In remarks to Fox News' "Your World With Neil Cavuto," Luntz said the nation is so polarized, opinions about the surprise raid of lawyer Michael Cohen will break down along party lines.
"I don't think it's a constitutional crisis," he said. "Probably 90 percent of Trump voters don't believe there's anything here. They're waiting for this investigations to result in something and they haven't."
On the other hand, he said, "90 percent of Hillary Clinton voters believe that Trump is guilty and they think this is more against him. This country is so polarized and so angry at each other that right now Trump voters will believe nothing in the attacks against the president and Clinton voters will believe in everything."
Though speculation about the raid has centered around the possibility investigators are honed in on the $130,000 payment Cohen made to porn star Stormy Daniels in 2016 to buy her silence about an alleged fling with Trump some 10 years earlier.
If that is the case, host Cavuto said, the investigation of special counsel Robert Mueller "has veered off course."
"But I remind you, in the end, all the investigations of Whitewater… they gave us is Monica Lewinsky," Luntz said of the Bill Clinton-era scandal. "It happens."
But he also insisted: "The public is still more concerned about the economy, job creation and the threat from China."
"They're not following this," he said. "You'll get very high cable news ratings because of this FBI action. But in terms of public priority, the investigations have not cut through the clutter. In the end, people's minds have already been made up and they're more concerned about the stock market, about trade, about jobs and employment."
Former judge Andrew Napolitano, in separate remarks to Cavuto, also remarked the Mueller probe appears to have "no limit."
"There may very well be other information that the government is looking for" even other than a payment to a porn star, he said.

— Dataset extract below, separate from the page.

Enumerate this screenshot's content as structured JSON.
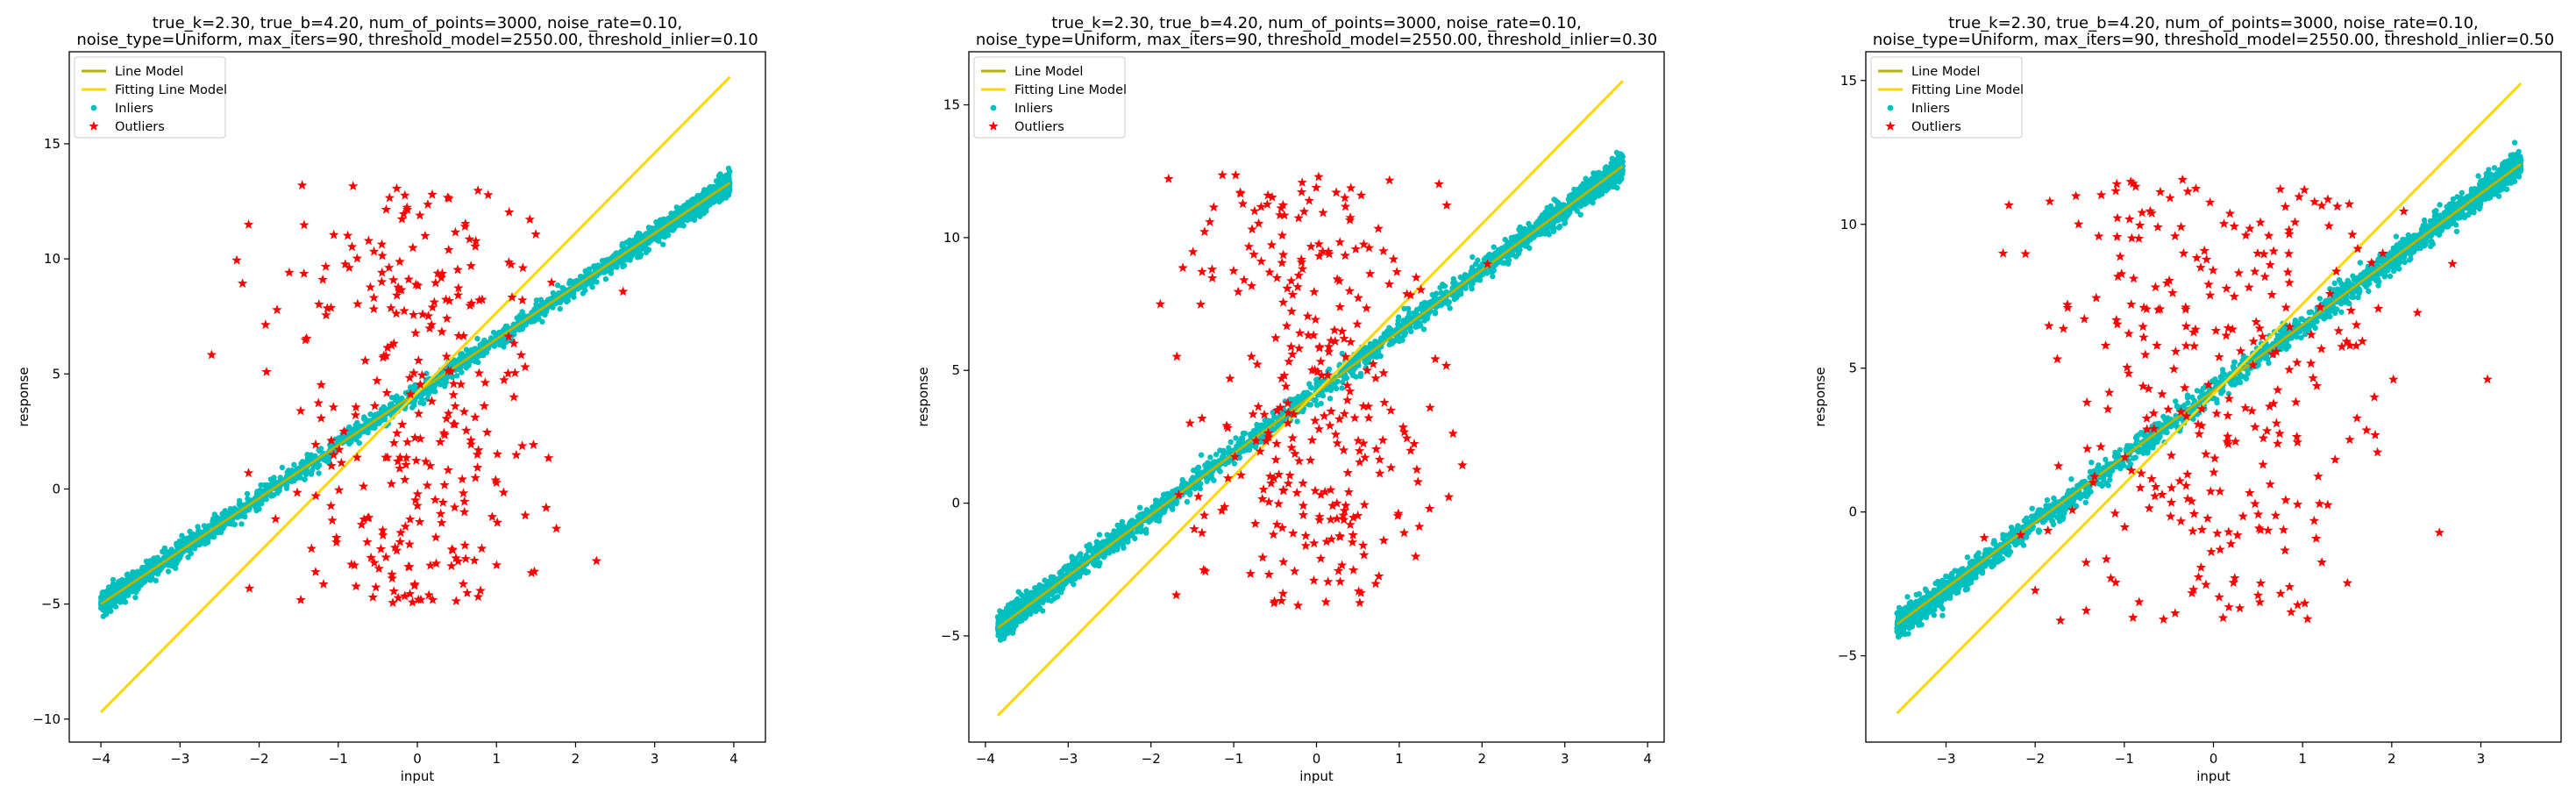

"One of the questions that [late Supreme Court] Justice [Antonin] Scalia dissented about the special counsel — there's no limit," Napolitano said, adding "they go where they want to go."
"Who would have imagined that [Deputy Attorney General] Rod Rosenstein talked about election manipulations that this would go to raiding a lawyer's office over Stormy Daniels?" he said. "You're talking about the most confidential and protected relationship there is, lawyer and client. The federal government has just invaded that with the express authority and approval of a federal judge who they only permit that invasion when she or he, the federal judge, has been satisfied it's more likely than not that in those materials are evidence of crimes."